Like most muscular, tough kids, he wanted to play football, but his school couldn't afford a team. Power Center Academy is a public charter school in impoverished south Memphis, located in a strip mall. Its athletic teams practice in local parks and use gyms at other schools.
Then in 2012, Principal Steevon Hunter held what he promoted as a "football interest meeting."
"The guys showed up in droves, and that's when Shane introduced rugby as a sport to them, and they were captivated ever since," Hunter says.
Shane Young had come to Memphis with Teach for America, but he really wanted to start a rugby team. He quickly addressed the sport's bad reputation.
"If you go YouTube rugby, you get a really biased look at what the sport is because they show you all the roughest, most violent tackles," Young says.
Players meet these tackles without helmets or pads, while running what looks like an over-inflated football across a goal line. He couldn't understand why it wasn't more popular at inner-city schools.
"Rugby is the lowest-cost sport you could possibly play," he says. "You don't need anything but a patch of grass and a ball.
And with little more than a ball, Young's first team went from losing every game that first season, to last year, when they won almost every game. Three players became national All-Stars.

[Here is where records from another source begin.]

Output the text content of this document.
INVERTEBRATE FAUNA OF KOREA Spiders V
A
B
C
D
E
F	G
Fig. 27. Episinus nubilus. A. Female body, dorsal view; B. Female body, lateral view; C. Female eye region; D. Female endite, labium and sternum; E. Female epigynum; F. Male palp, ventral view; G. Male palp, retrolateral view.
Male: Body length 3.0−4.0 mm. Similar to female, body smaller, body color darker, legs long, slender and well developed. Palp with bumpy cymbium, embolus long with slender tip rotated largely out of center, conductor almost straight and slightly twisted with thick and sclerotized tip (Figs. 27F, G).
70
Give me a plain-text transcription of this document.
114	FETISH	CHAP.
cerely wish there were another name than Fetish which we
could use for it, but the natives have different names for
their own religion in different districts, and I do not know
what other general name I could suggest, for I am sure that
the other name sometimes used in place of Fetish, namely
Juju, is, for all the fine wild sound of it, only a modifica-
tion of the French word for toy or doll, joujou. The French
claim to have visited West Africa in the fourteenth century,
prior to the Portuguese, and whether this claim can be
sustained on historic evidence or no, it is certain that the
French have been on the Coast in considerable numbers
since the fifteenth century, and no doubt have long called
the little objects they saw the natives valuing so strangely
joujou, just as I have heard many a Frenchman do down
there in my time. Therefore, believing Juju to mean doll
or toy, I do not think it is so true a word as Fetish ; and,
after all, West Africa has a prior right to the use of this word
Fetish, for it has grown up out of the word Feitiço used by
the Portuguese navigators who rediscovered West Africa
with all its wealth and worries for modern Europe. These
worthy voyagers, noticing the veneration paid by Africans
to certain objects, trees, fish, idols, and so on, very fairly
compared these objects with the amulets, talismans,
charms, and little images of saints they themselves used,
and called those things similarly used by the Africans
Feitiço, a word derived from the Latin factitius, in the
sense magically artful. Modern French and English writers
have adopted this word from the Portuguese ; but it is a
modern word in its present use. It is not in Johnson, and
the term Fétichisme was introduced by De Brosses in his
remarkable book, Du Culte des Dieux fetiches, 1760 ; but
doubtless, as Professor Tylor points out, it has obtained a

Success didn't surprise Young, but his all-African American team did stick out in Tennessee, where the sport is mostly played in wealthy, white suburbs.
"We reminded our kids they're in a fishbowl, and they are being watched, and they are being judged, sometimes unfairly," Young says.
At Power Center Academy, junior Samuel Johnson walks the halls with his rugby ball cradled like a baby in his arms. He was hooked from game one.
"The second game, I couldn't play because my grades were terrible," he says.
Now Johnson is college bound, one of several players being recruited. About 30 American colleges offer rugby scholarships.
That's one reason, says senior Calvin Gentry, his team plays harder than their private school rivals.
"We play rugby because we need to go to go to college, and they play it because it's just a sport to them, and like, we live rugby, and we want to go to college for this and we want to get scholarships," he says.
By next spring, Memphis will have six inner-city rugby teams, with around 170 players.
And their growth is being watched overseas; Shane Young has talked to the BBC and the Guardian newspaper. He says communities like south Memphis have a lot of untapped athletic potential for their sport.
And if rugby takes off here, Young says, "they say, 'Wow, this is a sleeping giant.' Give it one more generation of players to come through, pretty soon USA Rugby will be competing in the World Cup, and hopefully not just going and losing every game."
While it's still a long way from a muddy city park in Memphis to the World Cup of rugby, these kids have come so far already.